日本でも、人質事件について、まともな内容を放送した結果、言いがかりをつけられている番組がある。

ブログ『世に倦む日々』の人質事件にまつわる興味深い記事二本が、強制削除されてしまったという。人ごとではない。このブログ、かつて、規律違反とかいう不思議な理由で、突然閉鎖されたことが二度ある。二度あることは三度あるだろう。永久追放の可能性も皆無ではないだろう。

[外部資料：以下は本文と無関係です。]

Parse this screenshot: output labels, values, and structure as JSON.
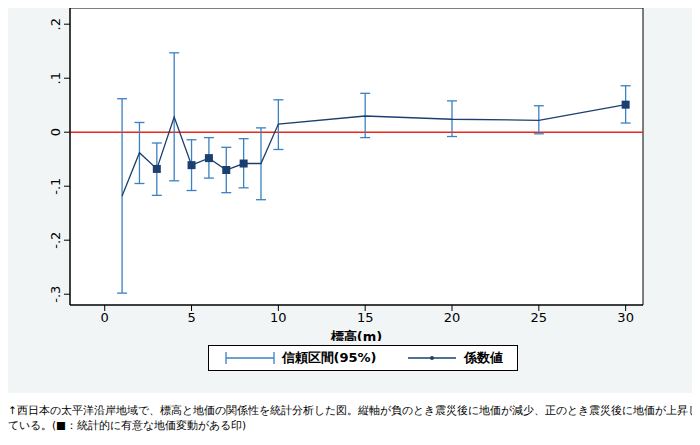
{
  "chart_data": {
    "type": "line",
    "xlabel": "標高(m)",
    "x": [
      1,
      2,
      3,
      4,
      5,
      6,
      7,
      8,
      9,
      10,
      15,
      20,
      25,
      30
    ],
    "xlim": [
      -2,
      31
    ],
    "xticks": [
      0,
      5,
      10,
      15,
      20,
      25,
      30
    ],
    "ylim": [
      -0.32,
      0.23
    ],
    "yticks": [
      {
        "value": -0.3,
        "label": "-.3"
      },
      {
        "value": -0.2,
        "label": "-.2"
      },
      {
        "value": -0.1,
        "label": "-.1"
      },
      0,
      {
        "value": 0.1,
        "label": ".1"
      },
      {
        "value": 0.2,
        "label": ".2"
      }
    ],
    "grid": false,
    "legend": "bottom",
    "reference_y": 0,
    "reference_color": "#e8291c",
    "series": [
      {
        "name": "信頼区間(95%)",
        "type": "errorbar",
        "color": "#3a80c2",
        "lower": [
          -0.298,
          -0.095,
          -0.117,
          -0.09,
          -0.108,
          -0.085,
          -0.112,
          -0.103,
          -0.125,
          -0.032,
          -0.01,
          -0.008,
          -0.003,
          0.017
        ],
        "upper": [
          0.062,
          0.018,
          -0.02,
          0.147,
          -0.014,
          -0.01,
          -0.028,
          -0.012,
          0.008,
          0.06,
          0.072,
          0.058,
          0.049,
          0.086
        ]
      },
      {
        "name": "係数値",
        "type": "line",
        "color": "#1b3f70",
        "marker": "square",
        "values": [
          -0.118,
          -0.038,
          -0.068,
          0.028,
          -0.061,
          -0.048,
          -0.07,
          -0.058,
          -0.058,
          0.015,
          0.03,
          0.024,
          0.022,
          0.051
        ],
        "significant": [
          false,
          false,
          true,
          false,
          true,
          true,
          true,
          true,
          false,
          false,
          false,
          false,
          false,
          true
        ]
      }
    ],
    "caption": [
      "↑西日本の太平洋沿岸地域で、標高と地価の関係性を統計分析した図。縦軸が負のとき震災後に地価が減少、正のとき震災後に地価が上昇し",
      "ている。(■：統計的に有意な地価変動がある印)"
    ]
  }
}
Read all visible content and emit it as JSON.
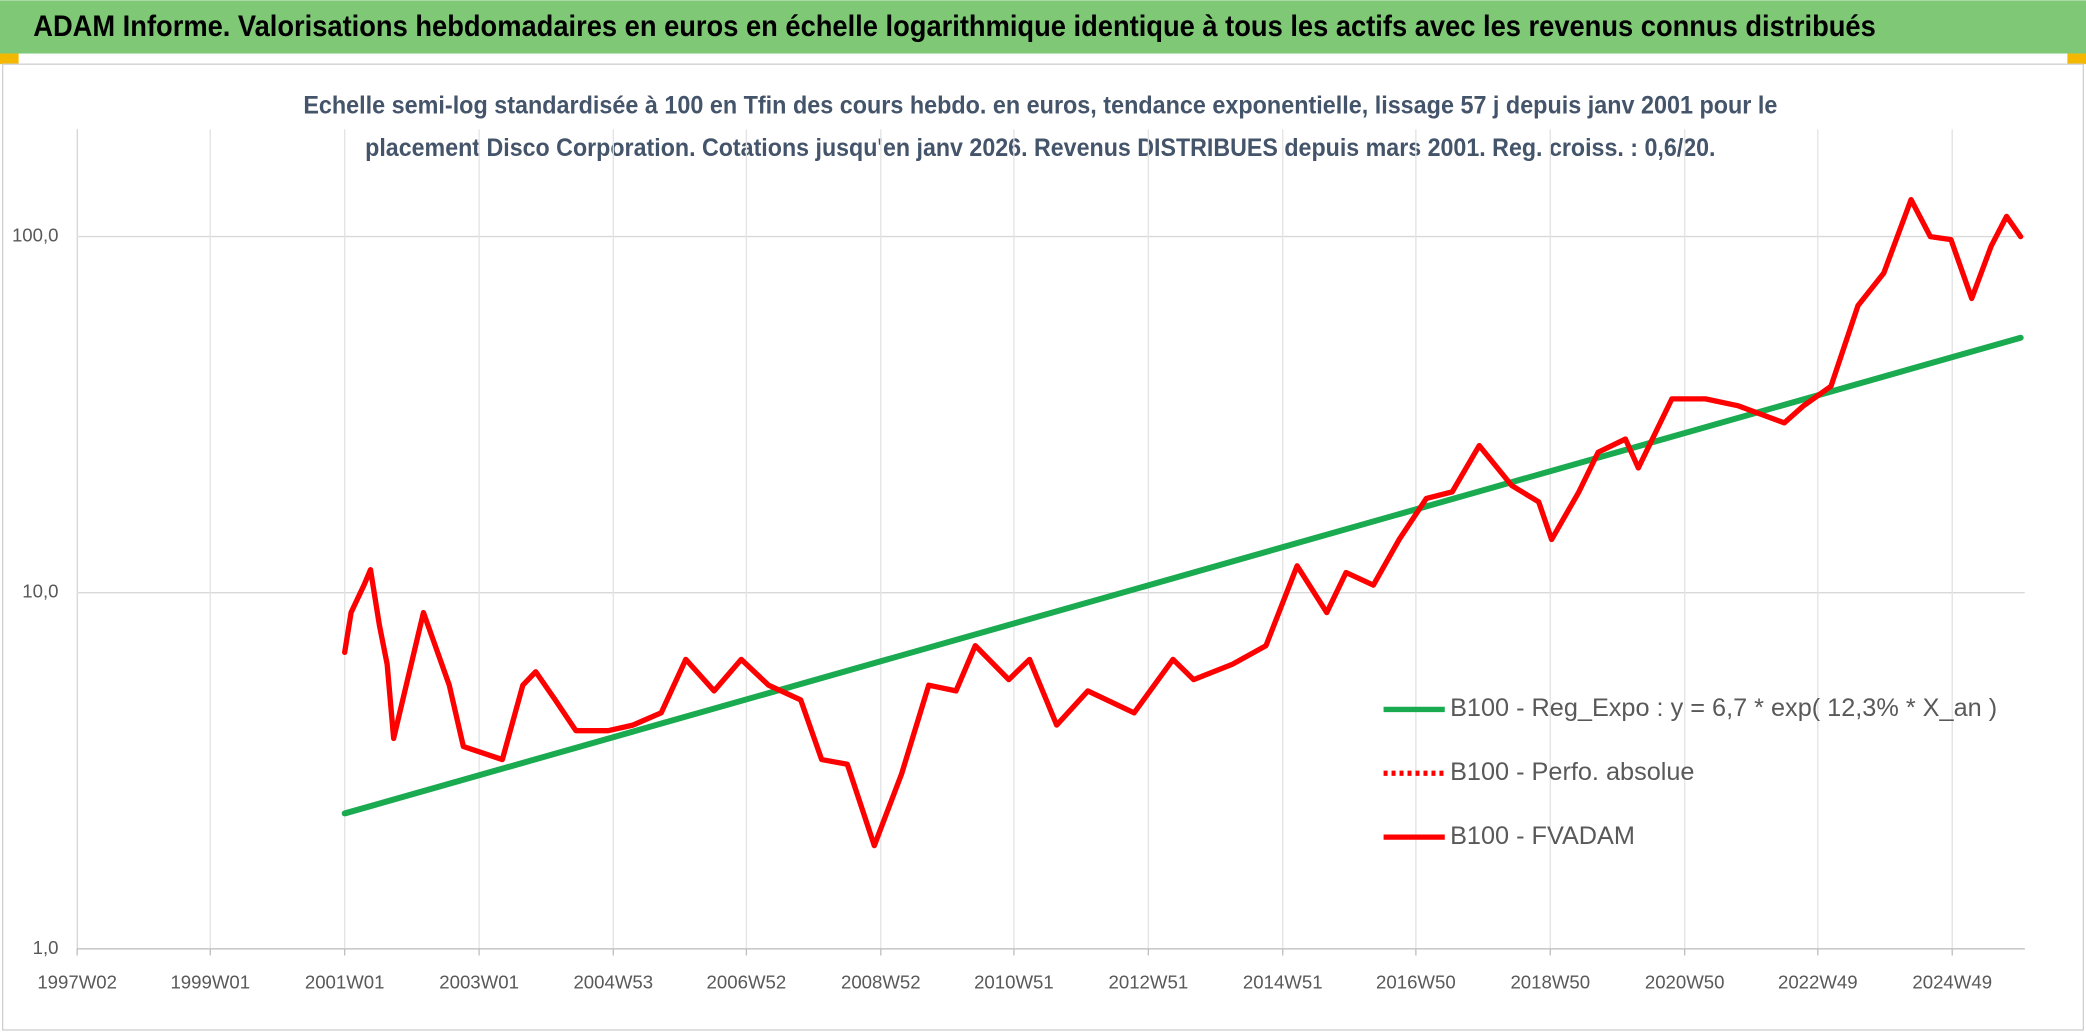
{
  "chart_data": {
    "type": "line",
    "title": "ADAM Informe. Valorisations hebdomadaires en euros en échelle logarithmique identique à tous les actifs avec les revenus connus distribués",
    "subtitle": [
      "Echelle semi-log standardisée à 100 en Tfin des cours hebdo. en euros, tendance exponentielle, lissage 57 j depuis janv 2001 pour le",
      "placement Disco Corporation. Cotations jusqu'en janv 2026. Revenus DISTRIBUES depuis mars 2001. Reg. croiss. : 0,6/20."
    ],
    "log_scale": true,
    "grid": true,
    "legend": "right",
    "xlim": [
      "1997W02",
      "2026W01"
    ],
    "xticks": [
      "1997W02",
      "1999W01",
      "2001W01",
      "2003W01",
      "2004W53",
      "2006W52",
      "2008W52",
      "2010W51",
      "2012W51",
      "2014W51",
      "2016W50",
      "2018W50",
      "2020W50",
      "2022W49",
      "2024W49"
    ],
    "ylim": [
      1,
      200
    ],
    "yticks": [
      {
        "value": 1,
        "label": "1,0"
      },
      {
        "value": 10,
        "label": "10,0"
      },
      {
        "value": 100,
        "label": "100,0"
      }
    ],
    "series": [
      {
        "name": "B100 - Reg_Expo : y = 6,7 * exp( 12,3% *  X_an )",
        "color": "#1aaa50",
        "style": "solid",
        "x": [
          "2001W01",
          "2025W50"
        ],
        "values": [
          2.4,
          52
        ]
      },
      {
        "name": "B100 - Perfo. absolue",
        "color": "#ff0000",
        "style": "dotted",
        "x": [],
        "values": []
      },
      {
        "name": "B100 - FVADAM",
        "color": "#ff0000",
        "style": "solid",
        "x": [
          "2001W01",
          "2001W06",
          "2001W16",
          "2001W21",
          "2001W28",
          "2001W34",
          "2001W39",
          "2002W10",
          "2002W30",
          "2002W41",
          "2003W19",
          "2003W35",
          "2003W45",
          "2004W08",
          "2004W24",
          "2004W49",
          "2005W16",
          "2005W38",
          "2006W05",
          "2006W27",
          "2006W48",
          "2007W17",
          "2007W42",
          "2008W06",
          "2008W26",
          "2008W47",
          "2009W16",
          "2009W37",
          "2010W06",
          "2010W21",
          "2010W47",
          "2011W11",
          "2011W32",
          "2012W04",
          "2012W40",
          "2013W18",
          "2013W34",
          "2014W12",
          "2014W38",
          "2015W10",
          "2015W33",
          "2015W48",
          "2016W17",
          "2016W37",
          "2017W06",
          "2017W26",
          "2017W47",
          "2018W20",
          "2018W41",
          "2018W51",
          "2019W20",
          "2019W35",
          "2020W04",
          "2020W14",
          "2020W40",
          "2021W14",
          "2021W39",
          "2022W23",
          "2022W38",
          "2023W07",
          "2023W28",
          "2023W48",
          "2024W17",
          "2024W32",
          "2024W48",
          "2025W12",
          "2025W27",
          "2025W39",
          "2025W50"
        ],
        "values": [
          6.8,
          8.8,
          10.5,
          11.6,
          8.1,
          6.3,
          3.9,
          8.8,
          5.5,
          3.7,
          3.4,
          5.5,
          6.0,
          5.0,
          4.1,
          4.1,
          4.25,
          4.6,
          6.5,
          5.3,
          6.5,
          5.5,
          5.0,
          3.4,
          3.3,
          1.95,
          3.1,
          5.5,
          5.3,
          7.1,
          5.7,
          6.5,
          4.25,
          5.3,
          4.6,
          6.5,
          5.7,
          6.3,
          7.1,
          11.9,
          8.8,
          11.4,
          10.5,
          14.1,
          18.4,
          19.2,
          25.9,
          20,
          18,
          14.1,
          19.2,
          24.8,
          27,
          22.4,
          35,
          35,
          33.5,
          30,
          33.5,
          38,
          64,
          79,
          127,
          100,
          98,
          67,
          94,
          114,
          100
        ]
      }
    ]
  }
}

ただ、当ブログの基本的趣旨は、日本の主流商業マスコミに決して載らない英語記事を翻訳紹介することだ。日本語で紹介される場所が無くなっても、英語を容易に読解できる人々には、大本営広報部とはまったく違う情報は流れ続ける。知らぬは井戸の中の日本人ばかり。頭隠して尻隠さず。それに、英語力をつけることにご尽力しておられるのだから、きちんと推進すれば、提灯記事のみならず、批判的記事も読める人々が増えてゆくだろう。(と思いたい。)

「世論調査なるもの」によれば、人質事件後、首相・内閣の支持率が上がったという。とんでもない話だ。万一、それが真実であれば、世も末。国民を地獄に落とすことしかしない指導者を進んで支持する「ハーメルンの笛吹男国民」に未来は無いだろう。笛の音につれられて、一斉に溺れる未来がまっていることになる。

今年のアカデミー賞、この映画で決まりなのだろうか?『ハート・ロッカー』が受賞するお国柄。これが受賞して不思議は無い。「価値観外交」「積極的平和主義」というが、つまりは、宗主国のこういう兵士が英雄になる侵略戦争への集団的自衛権という名目による参戦を意味する。

記事をよく拝読しているアメリカの諸氏、この映画を厳しく批判する方々はいても、幸いなことに、良いと評価する方、皆無。

激賞しているアメリカ人が多いので、話題になり、受賞するのだろうが、そういう評価をしている人々の記事、ほとんど読んでいない。

マイケル・ムーア、多少批判的なことをいった結果、厳しい批判をうけて、表現を変えたもののようだ。

なんとも気がめいる。そこで気分転換。岩波の月刊誌『世界』3月号を購入した。

特集 不平等の拡大を防げるのか

ベストセラー『アベノミクス批判 四本の矢を折る』著者、伊東光晴京都大学名誉教授の「誤読・誤謬・エトセトラ」を早速拝読。

『21世紀の資本』、本来『21世紀の資産』というべき内容という指摘。目からウロコ。

対談「この道しかない」はずはない! 西谷修 x 中野晃一

いまはグローバル経済秩序を守るために日本がショバ代、応分の対価を支払わなければならない、それが集団的自衛権です。中略

そこで儲かるのはハリバートンの様なアメリカの民間軍事会社などですが、以下略

地方の底力を見せた「佐賀の乱」横田一 他、興味ある記事は多々ある。

定価(本体800円+税)で、大本営公報部洗脳から目が覚める。